May 2017 - Health economic evaluations
On Wednesday May 24th, Professor Chris Bojke (Faculty of Medicine and Health, University of Leeds) visited Groningen to talk about his latest research: "New insights into health economic evaluations of medical technologies". The seminar was organised by Centre of Expertise Healthwise and the signature area Individual Health & The Economic Environment.
About Chris Bojke
Chris Bojke is an empirical health economist, specialised in the analysis of large and complex datasets for the purpose of making policy decisions on cost-effectiveness models.
Recent research includes:
- Quality-adjusted measurement of NHS productivity over time.
- Estimation of top-up payments for reimbursement of highly specialised treatment.
- The impact of NHS medical revalidation on the quality and quantity of consultant output and variation in patient reported outcomes across hospitals and their relationship to cost.
Chris is Chair in Health Economics at the Faculty of Medicine and Health, University of Leeds. He has a PhD in Economics from the University of Groningen and an MSc in Statistics from the University of Newcastle. Outside health economics, Chris maintains an interest in sports and education economics.
Explicit Population Averaging in Cohort Models of Economic Evaluation of Health Technologies
Health-economic evaluation of new medical technologies typically use non-linear statistical techniques, such as parametric survival analysis, to populate cohort models. The objective of such an evaluation is to help decision makers identify whether provision of the new technology to a population of eligible patients is likely to produce an overall net increase in the total Health-Related Quality of Life. Accommodating heterogeneity within the patient population has largely been restricted to the a priori identification of specific subgroups of patients for whom the economic arguments might be expected to systematically differ.
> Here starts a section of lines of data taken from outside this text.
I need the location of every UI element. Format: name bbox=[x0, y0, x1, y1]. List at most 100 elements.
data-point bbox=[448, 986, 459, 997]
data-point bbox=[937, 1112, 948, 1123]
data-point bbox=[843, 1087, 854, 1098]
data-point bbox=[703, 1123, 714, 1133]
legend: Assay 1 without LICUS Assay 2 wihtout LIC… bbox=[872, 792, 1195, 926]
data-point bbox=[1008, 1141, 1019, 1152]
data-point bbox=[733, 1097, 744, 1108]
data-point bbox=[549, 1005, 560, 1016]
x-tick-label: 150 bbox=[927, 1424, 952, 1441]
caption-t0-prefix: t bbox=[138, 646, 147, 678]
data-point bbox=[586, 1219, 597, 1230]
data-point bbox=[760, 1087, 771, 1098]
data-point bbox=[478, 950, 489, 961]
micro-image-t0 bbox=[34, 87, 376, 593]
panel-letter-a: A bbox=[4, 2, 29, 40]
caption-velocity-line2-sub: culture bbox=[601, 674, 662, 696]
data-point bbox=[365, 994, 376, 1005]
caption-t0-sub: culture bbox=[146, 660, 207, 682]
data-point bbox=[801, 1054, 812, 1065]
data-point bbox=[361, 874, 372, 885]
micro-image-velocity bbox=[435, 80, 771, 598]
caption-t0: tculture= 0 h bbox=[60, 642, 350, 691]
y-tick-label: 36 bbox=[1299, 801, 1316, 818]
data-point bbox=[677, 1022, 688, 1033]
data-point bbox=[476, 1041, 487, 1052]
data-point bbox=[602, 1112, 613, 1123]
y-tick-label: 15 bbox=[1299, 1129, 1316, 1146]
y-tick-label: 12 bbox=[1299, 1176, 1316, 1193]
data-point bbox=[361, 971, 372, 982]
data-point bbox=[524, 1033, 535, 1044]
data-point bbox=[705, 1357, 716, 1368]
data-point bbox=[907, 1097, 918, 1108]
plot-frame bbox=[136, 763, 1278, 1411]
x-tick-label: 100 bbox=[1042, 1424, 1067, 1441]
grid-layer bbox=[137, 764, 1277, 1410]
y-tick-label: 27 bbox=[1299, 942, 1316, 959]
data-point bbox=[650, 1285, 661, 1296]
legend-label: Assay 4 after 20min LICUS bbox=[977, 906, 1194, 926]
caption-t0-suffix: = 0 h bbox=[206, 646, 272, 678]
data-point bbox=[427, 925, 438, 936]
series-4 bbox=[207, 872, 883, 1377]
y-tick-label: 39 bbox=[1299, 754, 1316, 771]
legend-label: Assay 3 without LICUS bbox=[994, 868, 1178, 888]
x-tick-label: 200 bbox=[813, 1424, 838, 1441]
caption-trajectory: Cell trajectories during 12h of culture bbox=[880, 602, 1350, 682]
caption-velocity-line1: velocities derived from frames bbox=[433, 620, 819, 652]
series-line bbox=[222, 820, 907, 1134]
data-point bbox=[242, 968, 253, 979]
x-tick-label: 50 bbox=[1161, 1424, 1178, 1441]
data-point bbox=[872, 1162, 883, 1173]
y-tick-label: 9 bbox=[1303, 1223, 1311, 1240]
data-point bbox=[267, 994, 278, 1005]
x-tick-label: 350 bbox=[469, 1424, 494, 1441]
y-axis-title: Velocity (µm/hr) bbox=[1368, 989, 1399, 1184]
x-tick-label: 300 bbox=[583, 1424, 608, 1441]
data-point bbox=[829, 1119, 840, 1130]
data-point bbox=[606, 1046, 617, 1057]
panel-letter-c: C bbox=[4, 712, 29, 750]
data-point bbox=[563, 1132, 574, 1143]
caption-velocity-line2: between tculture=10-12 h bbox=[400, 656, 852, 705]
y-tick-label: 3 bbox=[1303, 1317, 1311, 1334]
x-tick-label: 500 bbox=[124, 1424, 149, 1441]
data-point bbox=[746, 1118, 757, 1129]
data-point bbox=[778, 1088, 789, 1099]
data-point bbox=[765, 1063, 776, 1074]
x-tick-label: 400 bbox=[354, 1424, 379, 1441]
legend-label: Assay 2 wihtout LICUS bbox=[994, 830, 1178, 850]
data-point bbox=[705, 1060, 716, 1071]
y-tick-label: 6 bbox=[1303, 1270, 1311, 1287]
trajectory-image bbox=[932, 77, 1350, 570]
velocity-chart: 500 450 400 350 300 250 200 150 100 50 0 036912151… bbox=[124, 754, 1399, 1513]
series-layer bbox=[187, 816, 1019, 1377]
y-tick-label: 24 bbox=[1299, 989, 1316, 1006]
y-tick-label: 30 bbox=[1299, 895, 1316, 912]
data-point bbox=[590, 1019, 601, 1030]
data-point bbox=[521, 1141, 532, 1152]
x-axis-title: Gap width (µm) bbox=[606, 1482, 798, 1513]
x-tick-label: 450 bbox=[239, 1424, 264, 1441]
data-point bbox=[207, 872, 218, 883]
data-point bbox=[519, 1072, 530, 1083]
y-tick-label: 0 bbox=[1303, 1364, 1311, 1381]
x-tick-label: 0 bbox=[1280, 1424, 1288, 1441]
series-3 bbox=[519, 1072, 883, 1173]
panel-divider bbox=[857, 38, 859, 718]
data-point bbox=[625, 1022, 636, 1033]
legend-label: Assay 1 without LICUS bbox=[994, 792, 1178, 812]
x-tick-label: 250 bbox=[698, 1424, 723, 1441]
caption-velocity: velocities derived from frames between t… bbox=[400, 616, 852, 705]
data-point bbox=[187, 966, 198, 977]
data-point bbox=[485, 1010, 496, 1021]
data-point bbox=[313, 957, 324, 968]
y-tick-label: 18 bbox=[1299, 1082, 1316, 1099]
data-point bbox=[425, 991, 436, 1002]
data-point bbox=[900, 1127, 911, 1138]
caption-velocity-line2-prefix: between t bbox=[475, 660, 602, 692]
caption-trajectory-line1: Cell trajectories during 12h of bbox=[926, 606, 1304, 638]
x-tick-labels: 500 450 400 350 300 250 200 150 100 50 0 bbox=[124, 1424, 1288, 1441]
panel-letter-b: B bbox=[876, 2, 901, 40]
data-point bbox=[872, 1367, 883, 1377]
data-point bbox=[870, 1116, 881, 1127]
However, fundamental features of non-linear models are: that the omission of relevant heterogeneity in the regression models can lead to biased results in population models and that, even with unbiased results, the expectation of an average population member is not the average of the expectations across a heterogeneous population. In both cases, without explicitly incorporating the heterogeneity across the population, model output may ultimately present a misleading picture to decision makers.
Chris' presentation will highlight the potential dangers of ignoring heterogeneity and identify potential solutions to the issue of accommodating observed and unobserved heterogeneity in cohort models without having to resort to computational expensive individual patient simulation.